Often times, the first thing we want to do is to go out and buy a hundred different books about writing, whether it be grammar, plotting, or some obscure text about the difference between irony and sarcasm.
Generally speaking, this is where things get out of hand.
Now I'm not saying it isn't a good idea to get your teeth in the game, but if you continue to buy books you never end up reading, it's likely you'll be wishing you had used that money for something unnecessarily awesome, like a Delorean.
But I know you probably won't listen to me, and I'm not here to judge you for the way you live. Hell, I still have a difficult time following my own advice. So let me at least give you a few of the more reputable and useful resources I've found over the years.
On Writing, by Stephen King - Pick this one up if you need a few general tips on writing or are just interested in listening to King talk about baby-sitter farts. You can't go wrong by taking some of the advice of one of America's bestselling authors.
The Elements of Style, by William Strunk and E.B. White - Here's a book of general do's and don'ts for writing. Most of this book is a subjective view on writing, but many editors still use this guide as a bible of sorts. It's great for anyone who wants to sharpen their prose, and the best part is you could read it in an afternoon.
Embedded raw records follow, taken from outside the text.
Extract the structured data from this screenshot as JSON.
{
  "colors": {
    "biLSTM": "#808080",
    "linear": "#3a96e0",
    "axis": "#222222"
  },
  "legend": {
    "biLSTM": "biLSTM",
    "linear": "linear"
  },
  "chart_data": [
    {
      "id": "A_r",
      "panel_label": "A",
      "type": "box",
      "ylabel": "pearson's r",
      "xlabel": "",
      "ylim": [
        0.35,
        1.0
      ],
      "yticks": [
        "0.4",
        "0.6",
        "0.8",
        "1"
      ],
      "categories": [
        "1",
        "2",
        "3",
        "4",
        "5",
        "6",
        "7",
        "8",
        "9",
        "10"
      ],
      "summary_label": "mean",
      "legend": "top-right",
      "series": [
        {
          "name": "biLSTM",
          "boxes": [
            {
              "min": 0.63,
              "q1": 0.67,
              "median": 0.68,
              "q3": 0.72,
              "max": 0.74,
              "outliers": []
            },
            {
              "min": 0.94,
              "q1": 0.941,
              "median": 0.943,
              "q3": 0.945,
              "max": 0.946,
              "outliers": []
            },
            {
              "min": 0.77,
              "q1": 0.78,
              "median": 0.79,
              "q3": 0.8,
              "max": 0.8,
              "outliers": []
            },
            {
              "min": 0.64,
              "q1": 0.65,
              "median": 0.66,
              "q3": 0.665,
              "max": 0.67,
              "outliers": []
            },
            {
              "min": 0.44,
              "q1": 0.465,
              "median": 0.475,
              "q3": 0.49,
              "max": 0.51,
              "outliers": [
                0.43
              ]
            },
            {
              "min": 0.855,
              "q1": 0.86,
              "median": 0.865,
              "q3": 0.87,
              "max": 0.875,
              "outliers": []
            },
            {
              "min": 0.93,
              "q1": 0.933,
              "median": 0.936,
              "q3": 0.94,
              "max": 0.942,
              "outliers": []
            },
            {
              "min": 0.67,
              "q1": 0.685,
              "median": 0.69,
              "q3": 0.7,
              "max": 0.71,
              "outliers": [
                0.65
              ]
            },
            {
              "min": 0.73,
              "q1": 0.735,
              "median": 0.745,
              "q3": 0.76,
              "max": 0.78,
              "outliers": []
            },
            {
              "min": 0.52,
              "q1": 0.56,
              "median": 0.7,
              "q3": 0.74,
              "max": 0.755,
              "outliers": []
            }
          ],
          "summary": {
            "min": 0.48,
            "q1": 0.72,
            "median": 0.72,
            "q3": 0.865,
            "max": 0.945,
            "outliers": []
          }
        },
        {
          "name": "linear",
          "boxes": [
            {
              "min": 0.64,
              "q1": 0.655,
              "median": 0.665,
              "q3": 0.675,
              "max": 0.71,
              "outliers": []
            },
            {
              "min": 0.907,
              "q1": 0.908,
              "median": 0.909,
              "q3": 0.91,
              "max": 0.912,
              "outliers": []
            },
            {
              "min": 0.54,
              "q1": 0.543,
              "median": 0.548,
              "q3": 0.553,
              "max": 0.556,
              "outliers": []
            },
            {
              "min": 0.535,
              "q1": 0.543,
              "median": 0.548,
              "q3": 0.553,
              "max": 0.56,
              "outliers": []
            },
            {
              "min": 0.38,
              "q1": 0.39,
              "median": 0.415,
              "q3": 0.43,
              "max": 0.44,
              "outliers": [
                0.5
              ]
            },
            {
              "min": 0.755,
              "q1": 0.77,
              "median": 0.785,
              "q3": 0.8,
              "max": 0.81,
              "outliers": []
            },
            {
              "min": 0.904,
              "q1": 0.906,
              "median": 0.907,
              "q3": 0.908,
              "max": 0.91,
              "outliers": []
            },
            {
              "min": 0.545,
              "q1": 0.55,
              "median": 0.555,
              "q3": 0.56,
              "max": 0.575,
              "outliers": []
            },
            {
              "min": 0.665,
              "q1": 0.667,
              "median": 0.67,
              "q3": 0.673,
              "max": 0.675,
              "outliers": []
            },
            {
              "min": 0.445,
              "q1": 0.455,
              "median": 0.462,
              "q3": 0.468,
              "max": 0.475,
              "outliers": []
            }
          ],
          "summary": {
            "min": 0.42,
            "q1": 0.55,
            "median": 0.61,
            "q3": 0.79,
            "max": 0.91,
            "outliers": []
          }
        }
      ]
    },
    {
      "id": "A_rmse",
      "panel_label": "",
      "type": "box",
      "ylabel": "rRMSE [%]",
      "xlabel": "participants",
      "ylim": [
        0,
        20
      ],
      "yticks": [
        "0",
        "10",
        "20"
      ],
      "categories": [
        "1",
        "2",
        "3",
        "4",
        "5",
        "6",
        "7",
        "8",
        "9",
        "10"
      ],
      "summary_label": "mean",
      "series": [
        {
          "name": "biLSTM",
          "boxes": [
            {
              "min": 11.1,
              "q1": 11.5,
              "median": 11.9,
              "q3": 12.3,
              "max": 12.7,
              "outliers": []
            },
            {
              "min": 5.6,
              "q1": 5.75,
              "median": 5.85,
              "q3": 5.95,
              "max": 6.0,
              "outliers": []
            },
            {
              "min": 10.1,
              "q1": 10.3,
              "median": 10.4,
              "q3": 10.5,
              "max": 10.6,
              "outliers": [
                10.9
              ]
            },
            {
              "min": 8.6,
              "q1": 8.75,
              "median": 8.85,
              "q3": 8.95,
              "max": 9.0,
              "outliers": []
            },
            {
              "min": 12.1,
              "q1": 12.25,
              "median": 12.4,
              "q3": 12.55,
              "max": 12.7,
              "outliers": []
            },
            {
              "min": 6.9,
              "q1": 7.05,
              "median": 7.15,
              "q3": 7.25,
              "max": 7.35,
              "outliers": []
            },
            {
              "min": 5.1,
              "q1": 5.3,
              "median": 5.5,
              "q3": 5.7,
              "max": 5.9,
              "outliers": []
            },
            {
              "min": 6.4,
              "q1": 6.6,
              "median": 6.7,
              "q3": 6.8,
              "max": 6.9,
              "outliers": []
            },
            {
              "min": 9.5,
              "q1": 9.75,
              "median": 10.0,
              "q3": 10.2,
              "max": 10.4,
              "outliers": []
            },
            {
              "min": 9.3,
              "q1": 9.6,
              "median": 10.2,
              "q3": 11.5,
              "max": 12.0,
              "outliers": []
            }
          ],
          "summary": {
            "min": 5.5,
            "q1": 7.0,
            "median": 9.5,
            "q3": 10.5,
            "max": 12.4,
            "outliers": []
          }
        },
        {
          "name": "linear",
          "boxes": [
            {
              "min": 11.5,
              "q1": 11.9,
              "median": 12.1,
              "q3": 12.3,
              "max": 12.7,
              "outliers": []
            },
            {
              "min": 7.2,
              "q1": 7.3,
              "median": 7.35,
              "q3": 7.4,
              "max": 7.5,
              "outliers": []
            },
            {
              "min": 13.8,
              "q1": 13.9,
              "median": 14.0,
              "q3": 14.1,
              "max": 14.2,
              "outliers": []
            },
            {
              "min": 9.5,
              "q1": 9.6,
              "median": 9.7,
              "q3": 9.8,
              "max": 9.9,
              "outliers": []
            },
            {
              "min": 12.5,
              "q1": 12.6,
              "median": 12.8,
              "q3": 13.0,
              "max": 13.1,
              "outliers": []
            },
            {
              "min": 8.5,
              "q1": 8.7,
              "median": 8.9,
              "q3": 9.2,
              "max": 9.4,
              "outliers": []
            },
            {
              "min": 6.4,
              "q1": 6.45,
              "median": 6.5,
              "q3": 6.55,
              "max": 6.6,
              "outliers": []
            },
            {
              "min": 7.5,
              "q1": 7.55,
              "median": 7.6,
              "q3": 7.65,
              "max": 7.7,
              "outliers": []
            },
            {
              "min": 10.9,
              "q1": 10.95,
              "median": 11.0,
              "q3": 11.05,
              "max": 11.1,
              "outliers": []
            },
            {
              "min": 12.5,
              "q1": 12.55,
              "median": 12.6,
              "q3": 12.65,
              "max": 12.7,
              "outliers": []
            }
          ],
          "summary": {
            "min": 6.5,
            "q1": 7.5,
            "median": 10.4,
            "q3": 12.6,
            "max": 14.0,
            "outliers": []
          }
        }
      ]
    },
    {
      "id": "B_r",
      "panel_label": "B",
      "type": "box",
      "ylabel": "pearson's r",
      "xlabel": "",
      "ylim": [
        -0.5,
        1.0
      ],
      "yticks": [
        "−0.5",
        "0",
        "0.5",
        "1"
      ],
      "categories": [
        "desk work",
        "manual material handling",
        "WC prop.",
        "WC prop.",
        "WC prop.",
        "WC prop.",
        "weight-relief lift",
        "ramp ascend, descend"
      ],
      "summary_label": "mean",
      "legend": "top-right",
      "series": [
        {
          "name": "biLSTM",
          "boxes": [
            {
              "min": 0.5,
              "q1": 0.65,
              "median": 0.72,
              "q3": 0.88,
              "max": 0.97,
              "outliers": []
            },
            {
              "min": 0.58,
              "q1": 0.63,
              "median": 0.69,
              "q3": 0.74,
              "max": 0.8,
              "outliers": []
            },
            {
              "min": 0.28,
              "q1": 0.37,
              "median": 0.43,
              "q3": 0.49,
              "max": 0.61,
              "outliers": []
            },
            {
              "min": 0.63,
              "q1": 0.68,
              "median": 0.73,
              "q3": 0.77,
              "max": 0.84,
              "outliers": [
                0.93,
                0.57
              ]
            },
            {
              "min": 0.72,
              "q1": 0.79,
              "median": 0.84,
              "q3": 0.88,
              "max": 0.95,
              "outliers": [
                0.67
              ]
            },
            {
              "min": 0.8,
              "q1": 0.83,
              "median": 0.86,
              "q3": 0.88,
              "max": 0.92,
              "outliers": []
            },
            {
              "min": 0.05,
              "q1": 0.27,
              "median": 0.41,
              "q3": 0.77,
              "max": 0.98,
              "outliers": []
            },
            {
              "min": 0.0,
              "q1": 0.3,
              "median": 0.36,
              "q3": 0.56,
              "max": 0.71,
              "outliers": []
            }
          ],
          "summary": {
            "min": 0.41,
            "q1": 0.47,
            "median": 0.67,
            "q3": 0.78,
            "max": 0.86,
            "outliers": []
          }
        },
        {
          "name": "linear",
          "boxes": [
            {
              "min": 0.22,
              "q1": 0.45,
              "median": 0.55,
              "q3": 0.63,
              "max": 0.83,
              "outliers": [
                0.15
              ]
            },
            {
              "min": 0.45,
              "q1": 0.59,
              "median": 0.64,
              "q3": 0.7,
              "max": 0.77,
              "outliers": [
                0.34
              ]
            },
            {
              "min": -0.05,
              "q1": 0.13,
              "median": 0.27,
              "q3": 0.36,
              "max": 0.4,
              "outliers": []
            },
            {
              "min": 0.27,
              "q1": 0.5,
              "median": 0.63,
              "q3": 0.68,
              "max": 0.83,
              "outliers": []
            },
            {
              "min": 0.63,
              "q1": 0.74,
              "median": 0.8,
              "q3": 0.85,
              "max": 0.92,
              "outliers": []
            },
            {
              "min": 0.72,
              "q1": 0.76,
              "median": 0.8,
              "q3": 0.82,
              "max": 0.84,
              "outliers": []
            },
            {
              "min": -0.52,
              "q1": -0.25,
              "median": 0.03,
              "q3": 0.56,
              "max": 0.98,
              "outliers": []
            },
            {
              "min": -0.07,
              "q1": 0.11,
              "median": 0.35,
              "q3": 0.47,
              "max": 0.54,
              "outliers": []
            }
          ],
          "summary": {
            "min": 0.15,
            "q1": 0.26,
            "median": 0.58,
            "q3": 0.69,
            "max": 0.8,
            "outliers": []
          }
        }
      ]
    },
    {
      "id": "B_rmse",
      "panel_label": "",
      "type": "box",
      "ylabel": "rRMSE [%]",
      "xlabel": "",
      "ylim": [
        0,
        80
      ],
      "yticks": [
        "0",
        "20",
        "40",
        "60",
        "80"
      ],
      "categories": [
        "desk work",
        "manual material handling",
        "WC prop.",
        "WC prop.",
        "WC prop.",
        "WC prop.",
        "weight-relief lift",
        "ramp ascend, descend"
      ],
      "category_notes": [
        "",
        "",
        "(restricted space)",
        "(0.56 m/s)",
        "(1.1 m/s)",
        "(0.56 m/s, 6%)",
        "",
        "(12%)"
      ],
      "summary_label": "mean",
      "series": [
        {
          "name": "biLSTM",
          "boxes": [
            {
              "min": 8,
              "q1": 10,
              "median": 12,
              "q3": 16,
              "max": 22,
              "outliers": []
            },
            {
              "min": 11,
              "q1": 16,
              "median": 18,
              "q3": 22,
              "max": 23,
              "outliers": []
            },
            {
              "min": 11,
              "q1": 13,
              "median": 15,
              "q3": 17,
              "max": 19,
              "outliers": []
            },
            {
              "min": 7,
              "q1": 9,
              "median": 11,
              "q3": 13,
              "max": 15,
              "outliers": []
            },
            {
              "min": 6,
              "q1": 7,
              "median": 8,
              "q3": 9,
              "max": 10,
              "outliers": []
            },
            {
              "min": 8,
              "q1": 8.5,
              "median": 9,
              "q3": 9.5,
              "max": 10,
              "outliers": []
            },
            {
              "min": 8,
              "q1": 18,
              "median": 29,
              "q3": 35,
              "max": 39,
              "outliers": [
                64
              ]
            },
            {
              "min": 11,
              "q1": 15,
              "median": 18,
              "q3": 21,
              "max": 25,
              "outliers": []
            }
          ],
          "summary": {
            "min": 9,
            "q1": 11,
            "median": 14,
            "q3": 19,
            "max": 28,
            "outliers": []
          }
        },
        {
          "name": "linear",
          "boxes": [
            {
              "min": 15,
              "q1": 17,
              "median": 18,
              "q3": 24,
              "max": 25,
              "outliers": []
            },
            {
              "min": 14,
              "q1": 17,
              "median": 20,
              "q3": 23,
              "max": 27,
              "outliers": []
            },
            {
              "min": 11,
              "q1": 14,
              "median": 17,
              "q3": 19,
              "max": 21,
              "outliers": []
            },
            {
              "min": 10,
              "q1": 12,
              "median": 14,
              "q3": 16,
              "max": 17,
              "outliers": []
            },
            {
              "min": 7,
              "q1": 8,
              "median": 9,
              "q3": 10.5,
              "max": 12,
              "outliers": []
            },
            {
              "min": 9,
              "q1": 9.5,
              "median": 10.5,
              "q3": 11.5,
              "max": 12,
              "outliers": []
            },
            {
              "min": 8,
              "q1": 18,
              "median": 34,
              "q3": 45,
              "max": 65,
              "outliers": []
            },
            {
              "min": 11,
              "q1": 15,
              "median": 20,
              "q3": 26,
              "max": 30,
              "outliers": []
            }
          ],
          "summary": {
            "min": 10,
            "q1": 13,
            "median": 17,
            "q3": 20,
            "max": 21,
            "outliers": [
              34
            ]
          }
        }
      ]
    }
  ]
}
Rhetorical Grammar: Grammatical Choices, Rhetorical Effects - This one explores a bit more into the nuts and bolts of sentence structure, the parts of speech, and how they work to produce desired effect on your audience. It's a heavy read, so don't expect to breeze through it easily, but I promise it will be well worth your time.
2. Podcasts and Audiobooks:
"Writing Excuses," with Brandon Sanderson, Mary Robinette Kowal, Howard Taylor, and Dan Wells - A weekly podcast on story-building: from the complexity of characters to the deeper levels of getting your book published. These published authors talk about it all.
"Grammar Girl," with Mignon Fogarty - A podcast about, of all things, grammar.
Anything by Michael D.C. Drout - Seriously, this guy knows more things about writing than you'll ever need to know. What's more, he makes it interesting. My favorite courses by him is the series A Way With Words, which encompasses rhetoric, grammar, poetry, and approaches to literature. If you follow only one thing on this list, make sure it's this guy.
3. Vlogs and Blogs:
There aren't a lot of writing blogs I've found that were worth my time, but Kelley Lindberg at http://kelleylindberg.blogspot.com/ manages to both inform and entertain her readers. I suppose you couldn't go wrong following your favorite author's blog as well, as he or she will undoubtedly be posting things that are of a writerly nature.
What about you? Do you know of any great resources I might have overlooked?